I'd like to borrow a line from my objectivist friends - when your conclusions point to something this unsatisfactory it's time to "check your premises." "Fluke," after all, is merely a term for something you cannot explain. Liberty in Eastern Europe is not a fluke, it was an ideal tenderly preserved through times of outrageous oppression, nurtured carefully by its adherents on both sides of the Iron Curtain, and allowed to flower in the muck that was the chaos of post-Gorbachev Europe. The conditions that led to this chaos were legion, with more causes and actors than will ever be known, much less listed here. But the goal was always there, and reaching it was not by accident.
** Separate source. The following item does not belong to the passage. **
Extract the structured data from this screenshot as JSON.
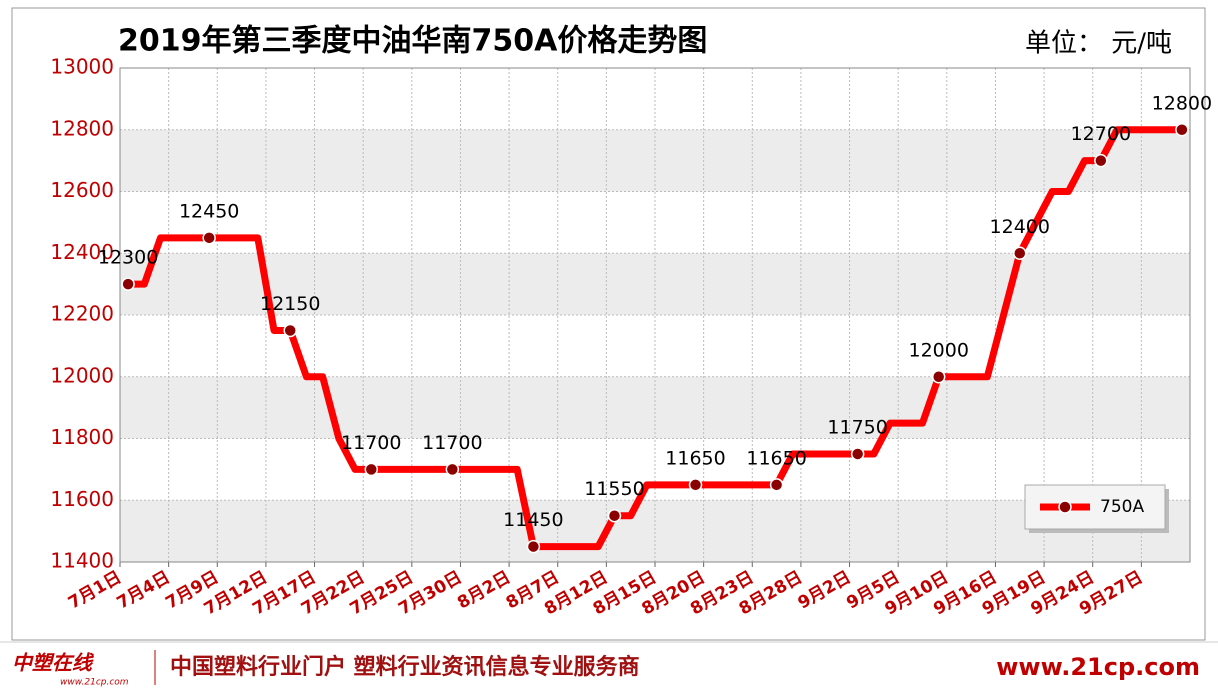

Reagan deserves credit for inspiration if for nothing else. His principal function was not to spend the Soviet Union into extinction, it was to raise morale and to remind us that the ideals that had been deliberately marginalized and dismissed during the practiced cynicism of the Carter years were, in fact, real, and their proponents sincere, and most of all, that they were attainable. It is that last that socialism and its proponents have never been able to offer, attainability, and they have, by way of compensation, substituted a contrived world-weariness that held that because their ideals were unattainable all ideals were so, that because their ideals were merely buttons to push to manipulate a desired mass reaction, that all ideals were that as well. It was Reagan who reminded us that this was not the case. He meant it, and between us all, East and West, we proved him right.
Very well said and worth posting again, IMNTBHO.